Exactly how much compassion has the management shown to the other families by allowing this?
Baloney. You are incredibly selfish and self-righteous. Who the he** are you to demand the right to disrupt the peace of those on the verge of death? What business is it of theirs of what the courts say about another?
Don't you have any respect for those dying and their need for some peace?
1992? Get your facts straight. Michael was doing his best trying to make Terri recover years after this 'magic' date you quoted.
Mrs. don-o please don't think that I disagree with you. Your reference was very enlightening. In fact, it revolts me that this place is called hospice, which is a group that I previously held in great respect.
Did you watch c-spann today with a national rep from hospice? He was showered with hosannas of the wonderful hospice nurses who care for terminal patients in their final days....but at one point he did admit that the natl organization is affiliated with the Fl. hospice too.
Hey wait! I thought they were pro-life?
I'm sick tired of radical clerics and religiously insane wingnuts like you representing the public face of the Republican party. In the Schiavo case, you have behaved EXACTLY like liberals when they don't get their way. This includes throwing childish temper tantrums amd claiming those who have a different opinion on this difficult matter are reincarnations of Hitler etc.
You're absolutely right, Ms. Johnson, but neither is it fair to murder a person by dehydration and starvation.

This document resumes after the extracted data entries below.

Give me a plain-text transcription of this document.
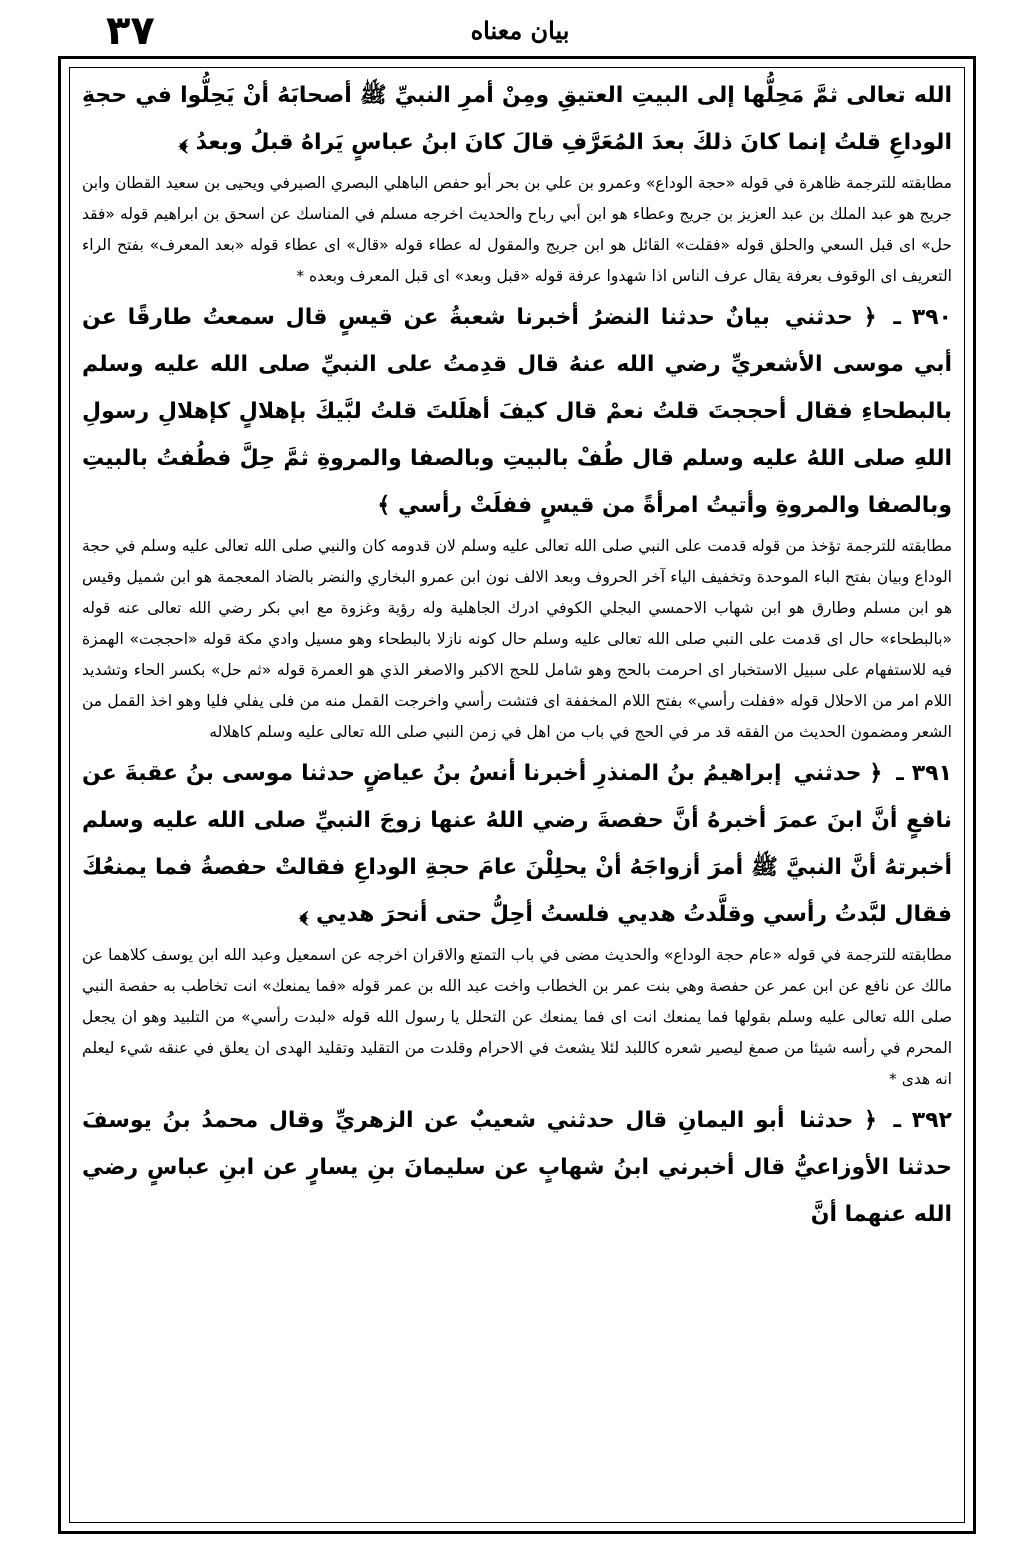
بيان معناه
٣٧

الله تعالى ثمَّ مَحِلُّها إلى البيتِ العتيقِ ومِنْ أمرِ النبيِّ ﷺ أصحابَهُ أنْ يَحِلُّوا في حجةِ الوداعِ قلتُ إنما كانَ ذلكَ بعدَ المُعَرَّفِ قالَ كانَ ابنُ عباسٍ يَراهُ قبلُ وبعدُ ﴾

مطابقته للترجمة ظاهرة في قوله «حجة الوداع» وعمرو بن علي بن بحر أبو حفص الباهلي البصري الصيرفي ويحيى بن سعيد القطان وابن جريج هو عبد الملك بن عبد العزيز بن جريج وعطاء هو ابن أبي رباح والحديث اخرجه مسلم في المناسك عن اسحق بن ابراهيم قوله «فقد حل» اى قبل السعي والحلق قوله «فقلت» القائل هو ابن جريج والمقول له عطاء قوله «قال» اى عطاء قوله «بعد المعرف» بفتح الراء التعريف اى الوقوف بعرفة يقال عرف الناس اذا شهدوا عرفة قوله «قبل وبعد» اى قبل المعرف وبعده *

٣٩٠ ـ ﴿ حدثني بيانٌ حدثنا النضرُ أخبرنا شعبةُ عن قيسٍ قال سمعتُ طارقًا عن أبي موسى الأشعريِّ رضي الله عنهُ قال قدِمتُ على النبيِّ صلى الله عليه وسلم بالبطحاءِ فقال أحججتَ قلتُ نعمْ قال كيفَ أهلَلتَ قلتُ لبَّيكَ بإهلالٍ كإهلالِ رسولِ اللهِ صلى اللهُ عليه وسلم قال طُفْ بالبيتِ وبالصفا والمروةِ ثمَّ حِلَّ فطُفتُ بالبيتِ وبالصفا والمروةِ وأتيتُ امرأةً من قيسٍ ففلَتْ رأسي ﴾

مطابقته للترجمة تؤخذ من قوله قدمت على النبي صلى الله تعالى عليه وسلم لان قدومه كان والنبي صلى الله تعالى عليه وسلم في حجة الوداع وبيان بفتح الباء الموحدة وتخفيف الياء آخر الحروف وبعد الالف نون ابن عمرو البخاري والنضر بالضاد المعجمة هو ابن شميل وقيس هو ابن مسلم وطارق هو ابن شهاب الاحمسي البجلي الكوفي ادرك الجاهلية وله رؤية وغزوة مع ابي بكر رضي الله تعالى عنه قوله «بالبطحاء» حال اى قدمت على النبي صلى الله تعالى عليه وسلم حال كونه نازلا بالبطحاء وهو مسيل وادي مكة قوله «احججت» الهمزة فيه للاستفهام على سبيل الاستخبار اى احرمت بالحج وهو شامل للحج الاكبر والاصغر الذي هو العمرة قوله «ثم حل» بكسر الحاء وتشديد اللام امر من الاحلال قوله «ففلت رأسي» بفتح اللام المخففة اى فتشت رأسي واخرجت القمل منه من فلى يفلي فليا وهو اخذ القمل من الشعر ومضمون الحديث من الفقه قد مر في الحج في باب من اهل في زمن النبي صلى الله تعالى عليه وسلم كاهلاله

٣٩١ ـ ﴿ حدثني إبراهيمُ بنُ المنذرِ أخبرنا أنسُ بنُ عياضٍ حدثنا موسى بنُ عقبةَ عن نافعٍ أنَّ ابنَ عمرَ أخبرهُ أنَّ حفصةَ رضي اللهُ عنها زوجَ النبيِّ صلى الله عليه وسلم أخبرتهُ أنَّ النبيَّ ﷺ أمرَ أزواجَهُ أنْ يحلِلْنَ عامَ حجةِ الوداعِ فقالتْ حفصةُ فما يمنعُكَ فقال لبَّدتُ رأسي وقلَّدتُ هديي فلستُ أحِلُّ حتى أنحرَ هديي ﴾

مطابقته للترجمة في قوله «عام حجة الوداع» والحديث مضى في باب التمتع والاقران اخرجه عن اسمعيل وعبد الله ابن يوسف كلاهما عن مالك عن نافع عن ابن عمر عن حفصة وهي بنت عمر بن الخطاب واخت عبد الله بن عمر قوله «فما يمنعك» انت تخاطب به حفصة النبي صلى الله تعالى عليه وسلم بقولها فما يمنعك انت اى فما يمنعك عن التحلل يا رسول الله قوله «لبدت رأسي» من التلبيد وهو ان يجعل المحرم في رأسه شيئا من صمغ ليصير شعره كاللبد لئلا يشعث في الاحرام وقلدت من التقليد وتقليد الهدى ان يعلق في عنقه شيء ليعلم انه هدى *

٣٩٢ ـ ﴿ حدثنا أبو اليمانِ قال حدثني شعيبٌ عن الزهريِّ وقال محمدُ بنُ يوسفَ حدثنا الأوزاعيُّ قال أخبرني ابنُ شهابٍ عن سليمانَ بنِ يسارٍ عن ابنِ عباسٍ رضي الله عنهما أنَّ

Non sequitur. Terri's situation is very different than a baby because:
1. Terri didn't want to be kept alive if she was ever placed in such a situation - babies can't make that choice.
2. Terri has NO chance of recovering and regaining cognitive abilities and hasn't shown any hint of doing so in 15 years. Babies show such abilities from the moment of birth.
3. Terri is ARTIFICIALLY kept alive by having a tube directly inserted into her stomach. Babies are fed NATURALLY through the mouths.
Get your facts straight before pointing fingers.